In 1936 he joined the Young Communist League of Yugoslavia and was accepted into the Communist Party of Yugoslavia in 1939. After the April War he joined the Yugoslav Partisans. In 1942 he joined the Headquarters of the People's Liberation Movement of Croatia. He led the 13th Proletarian Attack Brigade from late 1942 on. Bulat became commander of the 32nd Zagorje Division on June 6, 1944.

After the war he was a representative in the Parliament of the Socialist Republic of Croatia, and was a member of the Central Committee of the Communist Party of Croatia. He was awarded the Order of the People's Hero on July 24, 1953, along with his wife Milka Kufrin.

During the Croatian Spring in 1971, Bulat publicly called for a Serb autonomous region within SR Croatia.

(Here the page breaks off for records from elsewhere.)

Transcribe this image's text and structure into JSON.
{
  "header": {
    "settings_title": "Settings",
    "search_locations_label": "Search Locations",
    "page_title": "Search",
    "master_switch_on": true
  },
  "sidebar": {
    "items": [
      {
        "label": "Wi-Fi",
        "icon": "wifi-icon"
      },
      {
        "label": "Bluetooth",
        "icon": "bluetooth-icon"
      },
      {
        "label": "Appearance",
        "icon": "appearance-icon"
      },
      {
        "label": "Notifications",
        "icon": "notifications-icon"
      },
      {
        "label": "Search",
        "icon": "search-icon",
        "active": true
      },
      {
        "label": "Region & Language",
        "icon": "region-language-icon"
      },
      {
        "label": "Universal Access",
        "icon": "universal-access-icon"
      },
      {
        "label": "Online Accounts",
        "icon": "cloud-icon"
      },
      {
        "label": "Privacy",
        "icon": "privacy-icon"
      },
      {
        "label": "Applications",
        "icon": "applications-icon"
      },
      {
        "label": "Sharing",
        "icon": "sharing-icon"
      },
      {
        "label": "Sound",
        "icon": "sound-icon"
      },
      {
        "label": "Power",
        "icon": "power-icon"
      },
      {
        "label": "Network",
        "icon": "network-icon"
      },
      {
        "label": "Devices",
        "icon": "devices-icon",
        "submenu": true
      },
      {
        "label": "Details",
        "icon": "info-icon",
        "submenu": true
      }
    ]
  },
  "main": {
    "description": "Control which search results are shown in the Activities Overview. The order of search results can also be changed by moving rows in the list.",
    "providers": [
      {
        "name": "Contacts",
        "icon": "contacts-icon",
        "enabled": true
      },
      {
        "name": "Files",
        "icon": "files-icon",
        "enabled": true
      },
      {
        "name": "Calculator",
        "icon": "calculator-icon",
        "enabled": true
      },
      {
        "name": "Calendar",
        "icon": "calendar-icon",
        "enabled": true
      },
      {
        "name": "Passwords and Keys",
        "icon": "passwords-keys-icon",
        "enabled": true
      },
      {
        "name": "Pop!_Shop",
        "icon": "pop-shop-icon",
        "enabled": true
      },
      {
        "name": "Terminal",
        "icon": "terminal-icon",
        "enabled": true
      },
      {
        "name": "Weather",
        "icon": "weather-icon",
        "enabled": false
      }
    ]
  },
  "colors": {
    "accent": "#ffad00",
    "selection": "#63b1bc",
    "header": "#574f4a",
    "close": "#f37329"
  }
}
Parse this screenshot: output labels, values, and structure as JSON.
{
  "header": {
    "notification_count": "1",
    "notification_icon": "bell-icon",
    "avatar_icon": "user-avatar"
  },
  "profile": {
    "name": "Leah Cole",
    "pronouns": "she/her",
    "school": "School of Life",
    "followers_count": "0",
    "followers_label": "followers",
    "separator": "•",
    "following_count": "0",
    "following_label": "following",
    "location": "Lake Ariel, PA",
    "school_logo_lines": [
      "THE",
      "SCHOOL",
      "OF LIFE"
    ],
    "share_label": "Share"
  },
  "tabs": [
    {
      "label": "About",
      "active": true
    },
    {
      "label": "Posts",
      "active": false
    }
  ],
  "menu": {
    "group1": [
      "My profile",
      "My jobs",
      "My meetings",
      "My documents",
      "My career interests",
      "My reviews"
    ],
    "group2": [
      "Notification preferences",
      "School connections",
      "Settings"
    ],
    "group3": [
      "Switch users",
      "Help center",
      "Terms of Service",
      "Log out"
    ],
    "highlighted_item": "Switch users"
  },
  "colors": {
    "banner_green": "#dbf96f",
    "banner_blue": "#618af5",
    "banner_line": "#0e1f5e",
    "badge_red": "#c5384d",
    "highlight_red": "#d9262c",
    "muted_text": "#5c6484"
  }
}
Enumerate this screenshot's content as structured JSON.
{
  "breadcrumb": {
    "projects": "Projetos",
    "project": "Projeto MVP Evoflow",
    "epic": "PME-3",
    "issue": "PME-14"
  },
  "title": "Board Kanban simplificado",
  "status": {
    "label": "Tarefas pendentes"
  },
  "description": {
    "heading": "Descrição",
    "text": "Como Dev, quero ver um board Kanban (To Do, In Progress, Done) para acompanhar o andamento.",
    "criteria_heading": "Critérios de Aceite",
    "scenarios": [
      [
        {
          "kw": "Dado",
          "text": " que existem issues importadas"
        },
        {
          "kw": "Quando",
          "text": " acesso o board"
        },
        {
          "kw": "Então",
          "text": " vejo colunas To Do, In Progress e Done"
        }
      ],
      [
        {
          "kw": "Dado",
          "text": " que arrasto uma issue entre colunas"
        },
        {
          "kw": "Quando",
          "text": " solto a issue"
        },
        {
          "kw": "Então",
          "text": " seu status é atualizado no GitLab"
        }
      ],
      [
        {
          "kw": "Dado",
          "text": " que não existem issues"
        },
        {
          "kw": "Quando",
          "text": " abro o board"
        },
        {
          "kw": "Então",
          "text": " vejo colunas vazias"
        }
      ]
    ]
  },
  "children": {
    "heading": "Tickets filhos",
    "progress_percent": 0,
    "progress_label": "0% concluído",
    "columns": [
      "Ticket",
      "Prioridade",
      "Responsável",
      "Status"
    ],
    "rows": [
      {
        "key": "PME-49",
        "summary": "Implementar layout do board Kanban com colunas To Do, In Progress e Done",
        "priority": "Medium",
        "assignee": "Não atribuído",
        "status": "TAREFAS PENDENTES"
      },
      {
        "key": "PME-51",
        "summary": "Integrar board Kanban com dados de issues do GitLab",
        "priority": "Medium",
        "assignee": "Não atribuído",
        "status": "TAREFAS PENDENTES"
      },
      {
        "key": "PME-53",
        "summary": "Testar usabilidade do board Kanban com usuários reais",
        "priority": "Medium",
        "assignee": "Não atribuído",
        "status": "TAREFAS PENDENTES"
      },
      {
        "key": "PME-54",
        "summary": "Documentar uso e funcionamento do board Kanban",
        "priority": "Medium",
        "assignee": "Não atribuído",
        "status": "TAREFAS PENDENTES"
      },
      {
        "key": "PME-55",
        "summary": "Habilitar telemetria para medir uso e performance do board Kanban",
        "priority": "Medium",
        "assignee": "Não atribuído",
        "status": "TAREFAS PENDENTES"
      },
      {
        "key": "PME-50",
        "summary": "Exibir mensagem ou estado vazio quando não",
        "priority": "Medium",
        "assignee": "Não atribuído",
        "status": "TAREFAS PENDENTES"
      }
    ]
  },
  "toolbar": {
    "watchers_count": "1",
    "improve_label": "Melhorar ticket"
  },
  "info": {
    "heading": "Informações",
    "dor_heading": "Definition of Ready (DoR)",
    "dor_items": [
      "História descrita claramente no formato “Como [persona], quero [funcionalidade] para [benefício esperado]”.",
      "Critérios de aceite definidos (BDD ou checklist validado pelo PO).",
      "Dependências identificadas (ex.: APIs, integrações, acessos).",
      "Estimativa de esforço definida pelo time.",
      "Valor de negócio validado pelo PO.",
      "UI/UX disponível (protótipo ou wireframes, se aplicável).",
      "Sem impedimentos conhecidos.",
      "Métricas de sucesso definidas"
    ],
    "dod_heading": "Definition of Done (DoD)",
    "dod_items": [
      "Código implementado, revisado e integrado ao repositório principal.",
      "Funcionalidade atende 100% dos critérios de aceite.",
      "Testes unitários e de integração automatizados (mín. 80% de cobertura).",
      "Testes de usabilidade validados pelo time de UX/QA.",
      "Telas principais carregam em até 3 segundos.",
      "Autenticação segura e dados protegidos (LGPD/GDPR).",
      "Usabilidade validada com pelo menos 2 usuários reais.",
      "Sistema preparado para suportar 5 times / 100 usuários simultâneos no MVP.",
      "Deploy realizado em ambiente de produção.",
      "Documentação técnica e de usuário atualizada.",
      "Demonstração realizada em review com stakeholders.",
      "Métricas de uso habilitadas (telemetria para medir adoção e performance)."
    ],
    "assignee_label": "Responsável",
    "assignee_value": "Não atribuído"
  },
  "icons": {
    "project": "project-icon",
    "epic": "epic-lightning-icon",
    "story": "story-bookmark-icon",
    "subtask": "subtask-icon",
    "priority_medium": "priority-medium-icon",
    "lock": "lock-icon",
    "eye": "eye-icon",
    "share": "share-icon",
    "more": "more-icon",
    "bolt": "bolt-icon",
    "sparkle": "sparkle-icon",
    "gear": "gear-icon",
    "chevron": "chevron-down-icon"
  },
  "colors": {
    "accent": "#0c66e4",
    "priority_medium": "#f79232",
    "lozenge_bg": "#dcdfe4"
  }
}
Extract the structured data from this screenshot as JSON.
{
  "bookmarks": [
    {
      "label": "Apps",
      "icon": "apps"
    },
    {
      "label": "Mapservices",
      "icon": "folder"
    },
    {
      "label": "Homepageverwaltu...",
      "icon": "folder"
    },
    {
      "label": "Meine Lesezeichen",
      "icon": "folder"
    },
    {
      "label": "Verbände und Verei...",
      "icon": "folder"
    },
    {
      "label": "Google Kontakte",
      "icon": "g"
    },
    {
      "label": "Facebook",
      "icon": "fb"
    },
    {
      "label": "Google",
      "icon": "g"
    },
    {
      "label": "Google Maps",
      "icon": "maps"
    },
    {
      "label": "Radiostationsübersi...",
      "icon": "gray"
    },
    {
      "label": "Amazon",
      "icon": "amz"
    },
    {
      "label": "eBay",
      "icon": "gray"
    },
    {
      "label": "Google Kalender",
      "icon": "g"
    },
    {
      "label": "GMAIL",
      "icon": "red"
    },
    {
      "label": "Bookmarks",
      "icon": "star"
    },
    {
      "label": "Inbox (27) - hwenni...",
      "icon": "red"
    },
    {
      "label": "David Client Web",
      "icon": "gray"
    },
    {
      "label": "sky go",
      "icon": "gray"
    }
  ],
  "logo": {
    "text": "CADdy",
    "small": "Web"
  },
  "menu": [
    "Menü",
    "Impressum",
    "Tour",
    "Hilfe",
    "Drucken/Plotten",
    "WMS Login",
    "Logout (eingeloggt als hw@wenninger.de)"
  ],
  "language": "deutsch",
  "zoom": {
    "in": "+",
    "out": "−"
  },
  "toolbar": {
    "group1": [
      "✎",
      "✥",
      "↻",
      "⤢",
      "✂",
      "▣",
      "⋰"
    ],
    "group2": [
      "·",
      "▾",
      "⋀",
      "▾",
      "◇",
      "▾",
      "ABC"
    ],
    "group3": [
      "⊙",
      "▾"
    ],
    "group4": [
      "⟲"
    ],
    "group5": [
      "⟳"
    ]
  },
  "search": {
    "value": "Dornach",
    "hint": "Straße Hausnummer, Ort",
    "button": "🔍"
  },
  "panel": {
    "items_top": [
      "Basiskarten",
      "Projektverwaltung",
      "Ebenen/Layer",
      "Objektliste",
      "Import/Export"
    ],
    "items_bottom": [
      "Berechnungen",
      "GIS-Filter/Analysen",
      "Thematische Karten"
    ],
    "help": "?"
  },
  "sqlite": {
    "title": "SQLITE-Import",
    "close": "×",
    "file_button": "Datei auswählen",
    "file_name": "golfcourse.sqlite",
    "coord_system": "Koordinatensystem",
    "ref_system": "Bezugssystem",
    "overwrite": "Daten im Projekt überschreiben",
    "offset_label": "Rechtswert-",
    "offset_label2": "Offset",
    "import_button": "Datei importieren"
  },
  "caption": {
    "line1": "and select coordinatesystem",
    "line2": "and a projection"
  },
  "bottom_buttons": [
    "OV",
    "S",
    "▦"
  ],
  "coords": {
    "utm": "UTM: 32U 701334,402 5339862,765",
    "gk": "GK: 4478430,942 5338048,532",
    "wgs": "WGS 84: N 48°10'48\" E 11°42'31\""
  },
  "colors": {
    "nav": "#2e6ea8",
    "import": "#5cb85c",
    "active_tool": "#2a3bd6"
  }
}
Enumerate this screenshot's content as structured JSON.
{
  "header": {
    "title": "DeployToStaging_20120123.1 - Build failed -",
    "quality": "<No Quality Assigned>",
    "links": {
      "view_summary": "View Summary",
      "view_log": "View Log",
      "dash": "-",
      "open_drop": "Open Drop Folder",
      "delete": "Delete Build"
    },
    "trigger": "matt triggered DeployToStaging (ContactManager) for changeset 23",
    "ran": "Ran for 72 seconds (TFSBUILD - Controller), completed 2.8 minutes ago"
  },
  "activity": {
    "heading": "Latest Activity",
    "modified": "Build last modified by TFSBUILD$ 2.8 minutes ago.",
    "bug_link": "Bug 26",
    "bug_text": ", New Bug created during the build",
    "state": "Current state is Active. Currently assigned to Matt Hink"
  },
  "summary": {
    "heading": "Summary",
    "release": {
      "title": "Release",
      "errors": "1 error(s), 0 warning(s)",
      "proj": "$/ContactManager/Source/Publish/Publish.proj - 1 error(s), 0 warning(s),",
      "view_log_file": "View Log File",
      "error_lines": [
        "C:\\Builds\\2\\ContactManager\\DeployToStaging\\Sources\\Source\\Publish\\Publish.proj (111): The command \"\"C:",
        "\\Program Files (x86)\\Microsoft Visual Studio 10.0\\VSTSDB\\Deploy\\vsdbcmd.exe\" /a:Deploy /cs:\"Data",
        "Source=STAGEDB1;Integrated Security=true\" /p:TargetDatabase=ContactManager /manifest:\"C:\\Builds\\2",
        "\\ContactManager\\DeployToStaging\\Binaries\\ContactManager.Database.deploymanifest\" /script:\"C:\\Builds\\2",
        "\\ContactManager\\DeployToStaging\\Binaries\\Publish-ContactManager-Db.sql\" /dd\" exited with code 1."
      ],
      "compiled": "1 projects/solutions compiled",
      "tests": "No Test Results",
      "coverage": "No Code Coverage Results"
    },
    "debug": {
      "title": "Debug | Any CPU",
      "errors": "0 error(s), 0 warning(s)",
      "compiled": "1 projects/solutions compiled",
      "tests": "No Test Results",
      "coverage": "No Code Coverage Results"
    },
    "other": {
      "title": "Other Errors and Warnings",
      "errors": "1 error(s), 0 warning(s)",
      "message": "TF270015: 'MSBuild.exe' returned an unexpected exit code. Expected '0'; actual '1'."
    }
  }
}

He published a book about the 10th Zagreb Corps in 1985.

After vandalism of a memorial grave in Lasinja in 2010, Bulat called for the perpetrators to be beaten by whoever found them.

In February 2011 it was revealed that Bulat had been subject of an ongoing investigation for war crimes by the Ministry of the Interior since 2007. The police investigation resulted in accusing him of ordering the killings of Croatian Home Guard war prisoners near Čazma on the night of November 28–29, 1943.